Johnson, R. T.; Yu, Y.; Darmon, Y.; Barradas, V. R.; Schweighofer, N. T.; Finley, J.

2026-07-09 bioengineering
10.64898/2026.07.08.737322 bioRxiv
Show abstract

Musculoskeletal models are widely used to relate muscle mechanics to movement patterns in biomechanics. Accurate estimation of muscle parameters is essential for building individualized models, yet most rely on generic parameters derived from cadaveric data that do not reflect subject-specific properties critical to force generation. Here, we introduce a hierarchical Bayesian framework that leverages surface electromyography (EMG) and torque data from isometric elbow tasks to estimate subject-specific muscle parameters, overcoming limitations of generic parameter sets. This approach accounts for both inter-individual variability and uncertainty in measurement and model structure.
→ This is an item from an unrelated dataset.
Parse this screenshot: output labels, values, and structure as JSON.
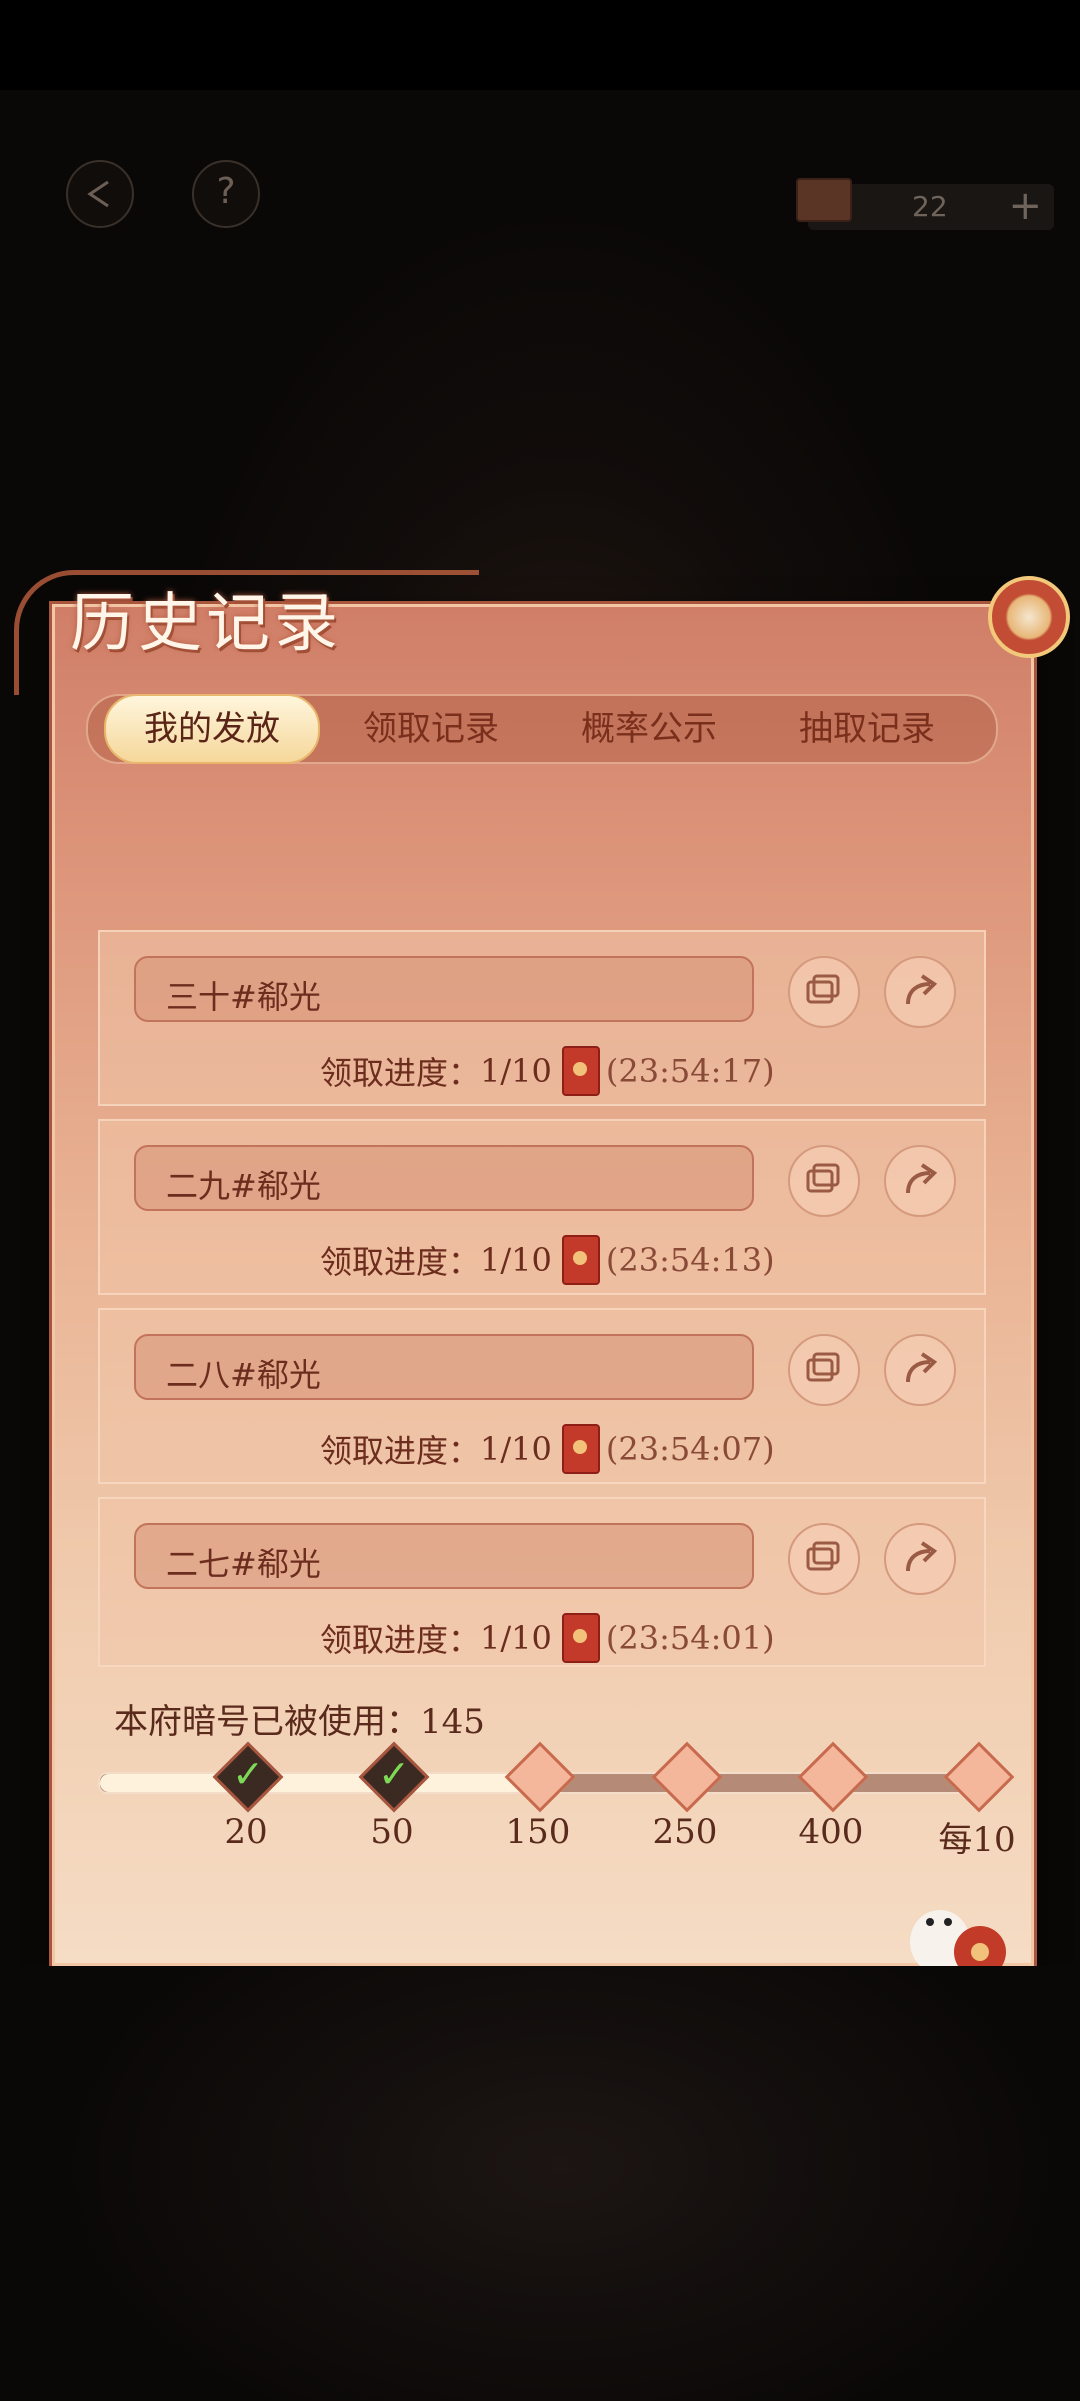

The model infers six key parameters per subject, including flexor and extensor muscle strength, tendon slack length, moment arm geometry, and nonlinear EMG-to-activation relationships. We estimated model parameters for 14 young, healthy adults performing isometric elbow flexion and extension at multiple joint angles and torque levels. The six-parameter hierarchical-Bayesian musculoskeletal model accurately reproduced measured net elbow torque (R2 = 0.96) and outperformed simpler configurations. Muscle strength parameters varied substantially across individuals, from approximately 1.0 to 3.5. On average, participants exhibited about twice those of the OpenSim 26 generic model. In contrast, tendon slack length estimates varied minimally across subjects. Bilateral testing revealed moderate correlations between left- and right-arm parameters, supporting the models ability to capture subject-specific anatomical features. Cross-validation confirmed robust predictive performance, and convergence diagnostics indicated reliable sampling. Compared to traditional EMG-driven or imaging-based personalization methods, our approach quantifies uncertainty, enables partial pooling across subjects, and avoids reliance on invasive or time-intensive measurements. The framework is extensible to dynamic tasks and adaptable to clinical populations, including individuals post-stroke. These results demonstrate that hierarchical Bayesian inference can robustly personalize musculoskeletal models and advance our understanding of biomechanics.